Exténué, le thérapeute cessa de malaxer la région culière de la donzelle afin de décrisper ses doigts.
— Vous pourreriez pas m'pratiquer un' p'tite caresse d'la moniche, m'sieur Hervé ? implora la copieuse personne.
L'interpellé hésita brièvement, puis déclara :
— Auparavant, je boirais volontiers une bière : la minette que je vous ai prodiguée en début de séance m'a donné soif car vous avez le con salé, madame Bérurier.
Elle rit, flattée.
— Allez chercher un' Tuborg à la cuisine, consentit l'hôtesse.
Sur cette émouvante réplique, l'époux pénétra dans la chambre, grave et majestueux.

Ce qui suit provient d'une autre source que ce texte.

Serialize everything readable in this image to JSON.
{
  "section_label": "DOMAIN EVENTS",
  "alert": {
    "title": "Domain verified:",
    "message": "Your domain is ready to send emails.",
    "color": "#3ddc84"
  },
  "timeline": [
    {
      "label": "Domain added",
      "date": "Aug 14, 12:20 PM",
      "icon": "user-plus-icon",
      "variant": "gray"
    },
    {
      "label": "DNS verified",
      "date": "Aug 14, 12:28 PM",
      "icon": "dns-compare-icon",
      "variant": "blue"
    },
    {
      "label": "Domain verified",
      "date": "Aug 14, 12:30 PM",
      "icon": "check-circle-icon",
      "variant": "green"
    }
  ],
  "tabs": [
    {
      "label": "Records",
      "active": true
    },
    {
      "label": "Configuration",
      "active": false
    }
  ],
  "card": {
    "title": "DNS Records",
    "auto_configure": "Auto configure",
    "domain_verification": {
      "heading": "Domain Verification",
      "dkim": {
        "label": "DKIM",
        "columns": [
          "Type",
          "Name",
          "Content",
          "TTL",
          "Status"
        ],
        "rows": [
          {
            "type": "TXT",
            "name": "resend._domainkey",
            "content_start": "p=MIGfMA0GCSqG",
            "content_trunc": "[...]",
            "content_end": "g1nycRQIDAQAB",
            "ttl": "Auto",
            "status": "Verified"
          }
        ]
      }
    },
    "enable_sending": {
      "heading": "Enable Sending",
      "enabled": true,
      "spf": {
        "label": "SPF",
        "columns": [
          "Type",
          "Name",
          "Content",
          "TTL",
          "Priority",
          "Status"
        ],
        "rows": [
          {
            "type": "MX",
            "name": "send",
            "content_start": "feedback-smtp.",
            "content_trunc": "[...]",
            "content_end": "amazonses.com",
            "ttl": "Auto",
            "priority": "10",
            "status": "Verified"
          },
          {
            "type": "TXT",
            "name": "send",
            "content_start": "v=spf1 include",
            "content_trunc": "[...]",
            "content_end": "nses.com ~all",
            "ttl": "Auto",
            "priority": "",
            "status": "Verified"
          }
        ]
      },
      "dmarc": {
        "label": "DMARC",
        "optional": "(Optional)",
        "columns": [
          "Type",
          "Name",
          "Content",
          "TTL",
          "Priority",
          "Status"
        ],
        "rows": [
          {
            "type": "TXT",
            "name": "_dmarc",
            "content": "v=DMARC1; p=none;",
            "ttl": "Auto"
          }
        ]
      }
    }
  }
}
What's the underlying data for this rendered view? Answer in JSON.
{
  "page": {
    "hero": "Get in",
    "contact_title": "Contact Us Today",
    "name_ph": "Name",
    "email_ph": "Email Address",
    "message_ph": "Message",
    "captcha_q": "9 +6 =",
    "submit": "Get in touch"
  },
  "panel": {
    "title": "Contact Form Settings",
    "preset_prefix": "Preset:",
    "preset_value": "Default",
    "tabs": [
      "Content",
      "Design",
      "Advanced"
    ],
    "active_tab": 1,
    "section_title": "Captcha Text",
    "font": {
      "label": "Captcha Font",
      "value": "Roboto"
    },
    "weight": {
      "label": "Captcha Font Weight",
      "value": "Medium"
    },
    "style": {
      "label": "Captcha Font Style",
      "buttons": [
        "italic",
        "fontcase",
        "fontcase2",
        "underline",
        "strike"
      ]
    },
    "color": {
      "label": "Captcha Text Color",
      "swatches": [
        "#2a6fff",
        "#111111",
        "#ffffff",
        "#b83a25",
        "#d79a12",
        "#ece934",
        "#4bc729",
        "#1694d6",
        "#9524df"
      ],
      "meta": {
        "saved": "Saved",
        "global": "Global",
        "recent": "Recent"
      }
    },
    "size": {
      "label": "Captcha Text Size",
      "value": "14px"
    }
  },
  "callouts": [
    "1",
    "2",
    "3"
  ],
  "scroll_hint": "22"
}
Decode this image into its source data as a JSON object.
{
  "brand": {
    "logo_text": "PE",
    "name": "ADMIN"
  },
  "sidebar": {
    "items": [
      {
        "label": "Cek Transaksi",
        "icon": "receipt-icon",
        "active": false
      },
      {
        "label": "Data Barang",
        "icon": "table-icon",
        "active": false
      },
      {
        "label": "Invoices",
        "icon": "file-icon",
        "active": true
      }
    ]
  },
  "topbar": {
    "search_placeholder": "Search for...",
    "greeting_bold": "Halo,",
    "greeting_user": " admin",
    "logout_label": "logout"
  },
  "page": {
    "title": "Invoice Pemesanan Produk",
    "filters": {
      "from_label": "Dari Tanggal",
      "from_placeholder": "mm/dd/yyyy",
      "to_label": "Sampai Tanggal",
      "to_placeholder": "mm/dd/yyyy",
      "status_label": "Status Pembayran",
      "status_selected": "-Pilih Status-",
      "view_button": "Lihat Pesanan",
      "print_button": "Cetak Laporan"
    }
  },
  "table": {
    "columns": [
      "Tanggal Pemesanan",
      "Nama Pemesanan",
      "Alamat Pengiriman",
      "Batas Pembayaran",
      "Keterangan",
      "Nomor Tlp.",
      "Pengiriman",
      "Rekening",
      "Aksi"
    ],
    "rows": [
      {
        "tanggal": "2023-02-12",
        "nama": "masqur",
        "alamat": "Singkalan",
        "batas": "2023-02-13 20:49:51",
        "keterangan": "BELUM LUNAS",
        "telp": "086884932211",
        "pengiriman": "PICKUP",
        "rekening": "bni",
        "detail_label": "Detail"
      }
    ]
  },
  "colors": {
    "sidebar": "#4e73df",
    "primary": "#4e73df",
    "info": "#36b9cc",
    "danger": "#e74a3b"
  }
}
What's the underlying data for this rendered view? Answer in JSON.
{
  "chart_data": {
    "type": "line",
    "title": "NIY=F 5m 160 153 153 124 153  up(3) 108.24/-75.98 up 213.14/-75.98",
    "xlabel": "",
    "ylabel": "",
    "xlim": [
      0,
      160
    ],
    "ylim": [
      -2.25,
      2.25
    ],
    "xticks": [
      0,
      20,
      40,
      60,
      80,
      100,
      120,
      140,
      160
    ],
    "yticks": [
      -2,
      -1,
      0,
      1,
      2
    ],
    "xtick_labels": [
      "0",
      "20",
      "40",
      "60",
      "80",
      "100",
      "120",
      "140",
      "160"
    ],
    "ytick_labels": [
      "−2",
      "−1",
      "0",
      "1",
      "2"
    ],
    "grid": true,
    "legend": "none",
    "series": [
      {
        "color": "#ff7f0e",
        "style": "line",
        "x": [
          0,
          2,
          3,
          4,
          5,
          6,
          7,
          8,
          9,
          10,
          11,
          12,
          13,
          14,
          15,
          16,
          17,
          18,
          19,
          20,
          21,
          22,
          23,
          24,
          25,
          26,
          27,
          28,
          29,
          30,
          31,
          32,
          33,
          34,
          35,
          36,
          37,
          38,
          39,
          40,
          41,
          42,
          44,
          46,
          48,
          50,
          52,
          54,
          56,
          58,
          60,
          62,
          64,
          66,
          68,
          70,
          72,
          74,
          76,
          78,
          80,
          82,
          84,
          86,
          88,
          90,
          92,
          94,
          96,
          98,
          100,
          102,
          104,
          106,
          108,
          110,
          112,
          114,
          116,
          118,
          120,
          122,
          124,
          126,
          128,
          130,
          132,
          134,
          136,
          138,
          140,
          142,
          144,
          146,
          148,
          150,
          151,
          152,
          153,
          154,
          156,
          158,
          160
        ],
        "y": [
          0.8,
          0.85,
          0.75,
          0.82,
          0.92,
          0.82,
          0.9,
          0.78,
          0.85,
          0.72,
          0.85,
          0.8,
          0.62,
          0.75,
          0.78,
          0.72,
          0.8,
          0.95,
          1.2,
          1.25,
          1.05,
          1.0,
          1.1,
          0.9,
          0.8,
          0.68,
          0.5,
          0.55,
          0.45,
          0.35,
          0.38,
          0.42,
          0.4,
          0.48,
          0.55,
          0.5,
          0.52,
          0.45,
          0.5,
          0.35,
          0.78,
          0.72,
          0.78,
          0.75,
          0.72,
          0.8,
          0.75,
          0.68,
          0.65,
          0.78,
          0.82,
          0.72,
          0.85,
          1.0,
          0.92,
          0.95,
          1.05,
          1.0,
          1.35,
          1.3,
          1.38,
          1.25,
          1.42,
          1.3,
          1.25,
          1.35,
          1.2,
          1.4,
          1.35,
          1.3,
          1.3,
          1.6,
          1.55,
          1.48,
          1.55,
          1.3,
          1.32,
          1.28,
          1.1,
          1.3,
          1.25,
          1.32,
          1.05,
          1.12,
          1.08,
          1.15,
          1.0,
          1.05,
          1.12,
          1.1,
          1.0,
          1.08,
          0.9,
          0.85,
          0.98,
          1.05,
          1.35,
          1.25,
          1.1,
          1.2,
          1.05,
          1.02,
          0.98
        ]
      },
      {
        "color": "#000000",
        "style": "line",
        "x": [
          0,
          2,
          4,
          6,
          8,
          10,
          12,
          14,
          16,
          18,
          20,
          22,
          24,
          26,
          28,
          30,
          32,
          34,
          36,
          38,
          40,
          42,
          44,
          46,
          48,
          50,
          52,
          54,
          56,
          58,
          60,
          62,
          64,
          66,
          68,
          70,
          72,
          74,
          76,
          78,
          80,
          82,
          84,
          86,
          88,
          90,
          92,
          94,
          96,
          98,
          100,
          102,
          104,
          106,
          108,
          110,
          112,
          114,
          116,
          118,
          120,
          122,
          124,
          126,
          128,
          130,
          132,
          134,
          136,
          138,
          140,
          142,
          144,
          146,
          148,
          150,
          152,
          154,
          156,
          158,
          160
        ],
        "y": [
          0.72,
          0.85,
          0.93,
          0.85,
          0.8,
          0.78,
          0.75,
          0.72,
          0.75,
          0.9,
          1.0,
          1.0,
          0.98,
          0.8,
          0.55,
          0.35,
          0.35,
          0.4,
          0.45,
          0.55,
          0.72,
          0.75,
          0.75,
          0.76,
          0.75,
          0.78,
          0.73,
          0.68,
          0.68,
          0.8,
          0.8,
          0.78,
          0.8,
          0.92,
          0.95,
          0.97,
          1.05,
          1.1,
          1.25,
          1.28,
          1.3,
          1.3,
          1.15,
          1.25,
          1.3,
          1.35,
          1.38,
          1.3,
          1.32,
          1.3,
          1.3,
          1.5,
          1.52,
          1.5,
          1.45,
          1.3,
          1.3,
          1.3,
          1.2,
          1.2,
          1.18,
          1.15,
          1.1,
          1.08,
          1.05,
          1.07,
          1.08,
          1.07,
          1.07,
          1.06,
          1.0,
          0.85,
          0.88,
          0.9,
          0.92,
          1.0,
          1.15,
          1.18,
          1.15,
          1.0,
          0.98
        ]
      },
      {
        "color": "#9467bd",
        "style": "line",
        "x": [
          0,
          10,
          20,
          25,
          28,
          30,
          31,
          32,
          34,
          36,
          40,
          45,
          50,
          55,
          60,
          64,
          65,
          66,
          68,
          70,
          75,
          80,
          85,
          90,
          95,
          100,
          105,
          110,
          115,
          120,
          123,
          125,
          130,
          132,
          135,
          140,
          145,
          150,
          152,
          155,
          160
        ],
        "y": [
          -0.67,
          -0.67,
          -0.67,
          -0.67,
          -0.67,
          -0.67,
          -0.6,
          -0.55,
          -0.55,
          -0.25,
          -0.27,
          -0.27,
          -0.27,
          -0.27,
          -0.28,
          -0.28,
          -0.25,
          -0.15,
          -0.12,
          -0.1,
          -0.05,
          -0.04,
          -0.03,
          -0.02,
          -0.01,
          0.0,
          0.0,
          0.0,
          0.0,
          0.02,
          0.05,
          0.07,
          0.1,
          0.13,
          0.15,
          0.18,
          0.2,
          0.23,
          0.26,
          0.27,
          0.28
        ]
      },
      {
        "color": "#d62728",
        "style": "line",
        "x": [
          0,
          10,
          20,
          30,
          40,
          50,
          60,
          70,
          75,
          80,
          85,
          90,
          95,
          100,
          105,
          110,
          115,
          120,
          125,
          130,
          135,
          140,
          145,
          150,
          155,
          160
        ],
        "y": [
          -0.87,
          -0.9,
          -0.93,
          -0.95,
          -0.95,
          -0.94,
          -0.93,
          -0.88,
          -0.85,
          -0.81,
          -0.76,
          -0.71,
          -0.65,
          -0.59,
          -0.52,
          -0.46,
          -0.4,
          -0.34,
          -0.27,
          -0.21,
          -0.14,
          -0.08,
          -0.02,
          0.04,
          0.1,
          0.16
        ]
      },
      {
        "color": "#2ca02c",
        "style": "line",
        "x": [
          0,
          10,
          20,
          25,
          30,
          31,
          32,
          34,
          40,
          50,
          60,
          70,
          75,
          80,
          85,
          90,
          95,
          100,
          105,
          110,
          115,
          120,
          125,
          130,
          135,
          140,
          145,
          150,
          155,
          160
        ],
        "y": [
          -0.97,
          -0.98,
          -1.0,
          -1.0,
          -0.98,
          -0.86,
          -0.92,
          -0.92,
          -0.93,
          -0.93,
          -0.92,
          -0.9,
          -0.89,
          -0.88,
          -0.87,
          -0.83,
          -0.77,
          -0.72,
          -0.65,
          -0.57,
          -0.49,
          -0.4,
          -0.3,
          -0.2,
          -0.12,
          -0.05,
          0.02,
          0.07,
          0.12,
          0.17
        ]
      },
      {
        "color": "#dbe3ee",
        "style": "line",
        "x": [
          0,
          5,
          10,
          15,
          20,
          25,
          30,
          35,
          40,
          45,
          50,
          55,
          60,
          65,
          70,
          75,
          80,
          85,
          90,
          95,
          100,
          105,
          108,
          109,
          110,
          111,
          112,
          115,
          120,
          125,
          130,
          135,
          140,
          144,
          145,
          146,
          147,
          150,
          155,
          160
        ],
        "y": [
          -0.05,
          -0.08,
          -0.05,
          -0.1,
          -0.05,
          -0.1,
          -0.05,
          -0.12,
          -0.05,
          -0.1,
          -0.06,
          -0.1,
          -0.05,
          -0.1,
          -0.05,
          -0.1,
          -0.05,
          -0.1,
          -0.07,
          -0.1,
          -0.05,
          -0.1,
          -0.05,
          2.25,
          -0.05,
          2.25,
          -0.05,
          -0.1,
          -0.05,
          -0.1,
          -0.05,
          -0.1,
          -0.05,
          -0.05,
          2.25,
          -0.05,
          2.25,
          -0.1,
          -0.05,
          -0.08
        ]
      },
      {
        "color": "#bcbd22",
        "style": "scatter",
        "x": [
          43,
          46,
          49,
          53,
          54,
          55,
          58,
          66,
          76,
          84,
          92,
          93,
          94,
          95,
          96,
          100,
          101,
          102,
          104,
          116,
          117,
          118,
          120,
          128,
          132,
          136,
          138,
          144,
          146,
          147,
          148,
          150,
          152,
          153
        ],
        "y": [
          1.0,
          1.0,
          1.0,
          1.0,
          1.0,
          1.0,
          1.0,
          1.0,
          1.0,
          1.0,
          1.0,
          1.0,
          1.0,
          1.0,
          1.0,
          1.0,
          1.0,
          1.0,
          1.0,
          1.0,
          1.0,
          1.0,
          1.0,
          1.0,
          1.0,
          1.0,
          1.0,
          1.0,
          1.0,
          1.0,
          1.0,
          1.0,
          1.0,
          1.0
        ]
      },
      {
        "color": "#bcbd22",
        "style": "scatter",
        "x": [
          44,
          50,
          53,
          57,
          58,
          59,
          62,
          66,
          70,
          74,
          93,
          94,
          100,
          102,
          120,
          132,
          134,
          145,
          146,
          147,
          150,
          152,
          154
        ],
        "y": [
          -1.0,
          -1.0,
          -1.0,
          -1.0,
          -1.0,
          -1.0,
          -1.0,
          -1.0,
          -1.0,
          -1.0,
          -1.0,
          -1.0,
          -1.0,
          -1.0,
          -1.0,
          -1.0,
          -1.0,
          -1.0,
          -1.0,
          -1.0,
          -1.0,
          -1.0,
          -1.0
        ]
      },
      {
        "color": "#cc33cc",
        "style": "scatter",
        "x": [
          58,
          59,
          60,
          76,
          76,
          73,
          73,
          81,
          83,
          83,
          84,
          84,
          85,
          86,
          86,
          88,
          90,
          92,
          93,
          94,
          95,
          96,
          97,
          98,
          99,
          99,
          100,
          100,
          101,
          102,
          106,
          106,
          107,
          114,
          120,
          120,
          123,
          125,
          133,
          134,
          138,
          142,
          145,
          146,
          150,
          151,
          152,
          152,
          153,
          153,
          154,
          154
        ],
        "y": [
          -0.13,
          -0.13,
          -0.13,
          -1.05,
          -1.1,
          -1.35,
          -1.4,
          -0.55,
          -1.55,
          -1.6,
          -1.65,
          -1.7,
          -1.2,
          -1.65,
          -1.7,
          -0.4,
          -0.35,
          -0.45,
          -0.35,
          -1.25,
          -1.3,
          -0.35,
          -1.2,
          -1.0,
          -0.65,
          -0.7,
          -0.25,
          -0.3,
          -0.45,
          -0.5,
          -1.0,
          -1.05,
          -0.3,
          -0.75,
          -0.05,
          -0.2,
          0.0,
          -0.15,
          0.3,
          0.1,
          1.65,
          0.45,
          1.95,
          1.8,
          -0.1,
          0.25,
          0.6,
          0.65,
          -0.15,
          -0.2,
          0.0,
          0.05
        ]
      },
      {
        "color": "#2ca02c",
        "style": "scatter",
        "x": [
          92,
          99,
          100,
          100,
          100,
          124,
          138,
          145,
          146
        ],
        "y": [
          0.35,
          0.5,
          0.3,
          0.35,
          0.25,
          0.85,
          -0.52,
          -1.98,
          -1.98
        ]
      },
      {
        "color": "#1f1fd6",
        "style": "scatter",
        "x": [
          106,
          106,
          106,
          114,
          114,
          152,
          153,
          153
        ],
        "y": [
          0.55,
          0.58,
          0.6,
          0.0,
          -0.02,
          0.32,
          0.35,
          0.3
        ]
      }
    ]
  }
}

— Déjà d'retour ! déplora la languide.
Il fit un geste donnant à constater l'indéniabilité de cette remarque.
— Si tu saurais c'qui nous arrive ! soupira l'époux en se déposant dans leur fauteuil voltaire.
— Quoive ? s'inquiéta sa compagne d'existence.
Le kiné réapparaissait, tétant une bouteille au contenu ambré.
— J't'y dirai plus tard, quand m'sieur Hervé t'aura terminée.